Discovery network link ends in one-way traffic
Space Shuttle experiments hit a major snag.
A break in the main antenna aboard the Space Shuttle Discovery meant that a new test network failed, claiming a $33m (#21m) experiment as its victim.
Because of the break, which happened shortly after launch, astronauts have been robbed of their two-way transmission channel. They can still receive data from Earth, but they cannot send high-speed data and video back to scientists on the ground.
Discovery was testing a new service to provide researchers on the ground realtime access to data and images from experiments that ride in the shuttle's cargo bay via FTP.
A test network connected Lans within Discovery to a GT 62 OpenRoute Networks router, picked because of its compact size.

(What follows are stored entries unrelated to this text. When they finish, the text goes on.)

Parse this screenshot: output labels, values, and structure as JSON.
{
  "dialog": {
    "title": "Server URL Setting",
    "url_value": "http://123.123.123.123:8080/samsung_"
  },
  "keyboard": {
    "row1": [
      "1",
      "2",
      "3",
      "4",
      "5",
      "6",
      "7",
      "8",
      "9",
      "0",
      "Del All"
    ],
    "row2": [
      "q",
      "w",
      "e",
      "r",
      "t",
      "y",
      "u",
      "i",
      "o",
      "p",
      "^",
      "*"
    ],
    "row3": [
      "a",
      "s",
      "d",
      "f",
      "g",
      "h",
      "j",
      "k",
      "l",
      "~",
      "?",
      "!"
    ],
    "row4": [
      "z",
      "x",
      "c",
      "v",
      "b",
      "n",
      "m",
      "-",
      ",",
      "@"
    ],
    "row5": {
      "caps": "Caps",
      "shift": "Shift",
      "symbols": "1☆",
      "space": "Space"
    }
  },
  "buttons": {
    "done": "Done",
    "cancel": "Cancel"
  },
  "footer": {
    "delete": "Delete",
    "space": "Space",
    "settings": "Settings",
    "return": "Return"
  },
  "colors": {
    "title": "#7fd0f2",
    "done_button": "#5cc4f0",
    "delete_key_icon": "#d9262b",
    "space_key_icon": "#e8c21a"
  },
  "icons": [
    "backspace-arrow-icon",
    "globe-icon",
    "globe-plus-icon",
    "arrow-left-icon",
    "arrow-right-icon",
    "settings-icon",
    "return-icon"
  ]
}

The router, in turn, is connected to an antenna, which would have relayed the data to a ground station on each orbit. Data would have then passed from a ground antenna to a terrestrial high-speed transmission service, and back through another GT 62 router.
Although the communications failure won't affect what is stored onboard, an anti-matter search experiment is compromised because scientists need a five- to six-hour continuous stream of high-speed data to calibrate the magnet used.
Instead, they have been receiving a few minutes of data every hour using a patchwork system made from another shuttle antenna and ground relay stations. This is enough to show that the magnet is working, but little else.
It means the question of how much anti-matter exists remains a mystery.
Scientists are likely to ask NASA to reschedule the mission.
"We were waiting for the payoff, and we're probably, I guess you would say, very disappointed," NASA mission manager Jim Bates said.